Tiada Daya dan Upaya
Mari kita kembali becermin terhadap generasi terbaik umat ini, yakni Khulafaur Rasyidin. Abu Bakar, sahabat kecintaan Nabi, yang rela menemani Nabi saat dikejar oleh kaum kafir Quraisy, menemani dan melindungi Rasulullah saat berada di dalam gua yang gelap, penuh hewan yang beracun, Gua Tsur. Beliau dianugerahi harta dan kekayaan, yang dengan harta itu beliau sedekahkan di jalan Allah, bukan sepertiga, tidak separuh melainkan seluruh harta.
Lalu Umar Bin Khaththab, pria gagah perkasa. Yang dengan keislamannya, membantu dakwah Islam. Beliaulah seseorang yang dengan kelebihan kekuatan fisiknya lantang berkelahi dengan kaum kafir.
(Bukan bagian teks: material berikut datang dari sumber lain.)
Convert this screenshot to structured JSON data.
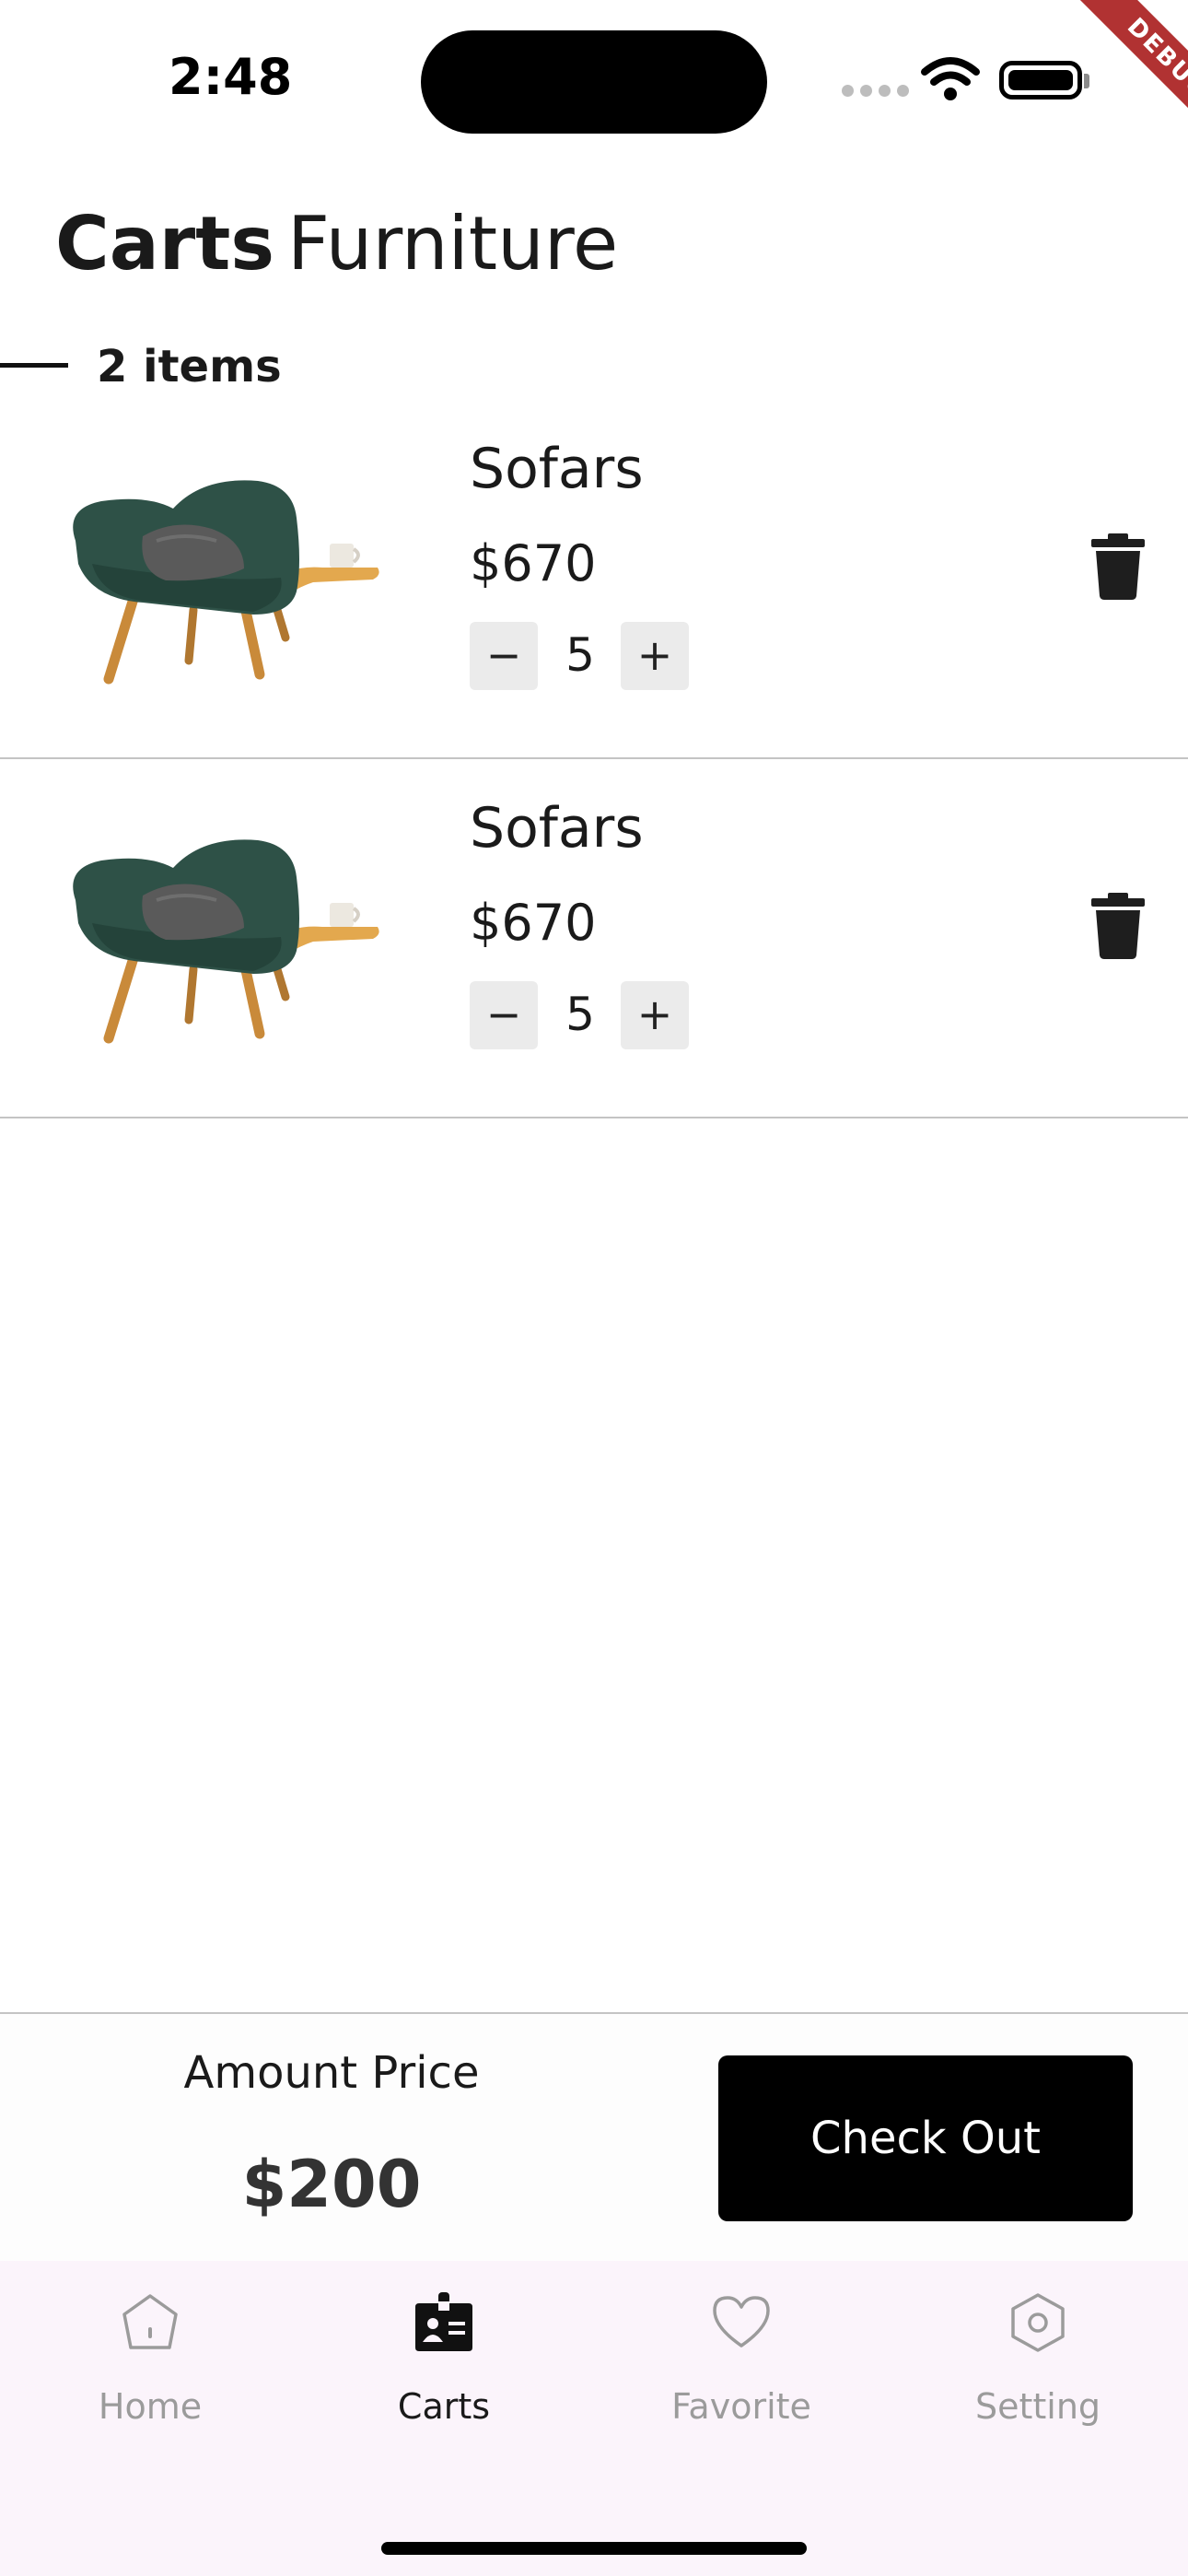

Bagaimana setelah masuk Islam? la dengan berani berteriak lantang, mengajak berduel kaum kafir, keberaniannya tertulis dalam tinta sejarah. Ia adalah Al Faruq dan seorang pemimpin yang dikenal karena ketegasannya.
Setelahnya adalah Utsman Bin Affan, seorang pria keturunan bangsawan dan kaya raya. Sangat pemalu perangainya. Lalu ada Ali bin Abi Thalib, sepupu Rasulullah dan juga suami Fatimah. Ceria dan humoris perangainya. Mereka berperan, terlibat, dan mewakafkan diri dalam Islam dengan warna mereka sendiri. Yang dengan kekayaannya itu dipergunakannya untuk bersedekah.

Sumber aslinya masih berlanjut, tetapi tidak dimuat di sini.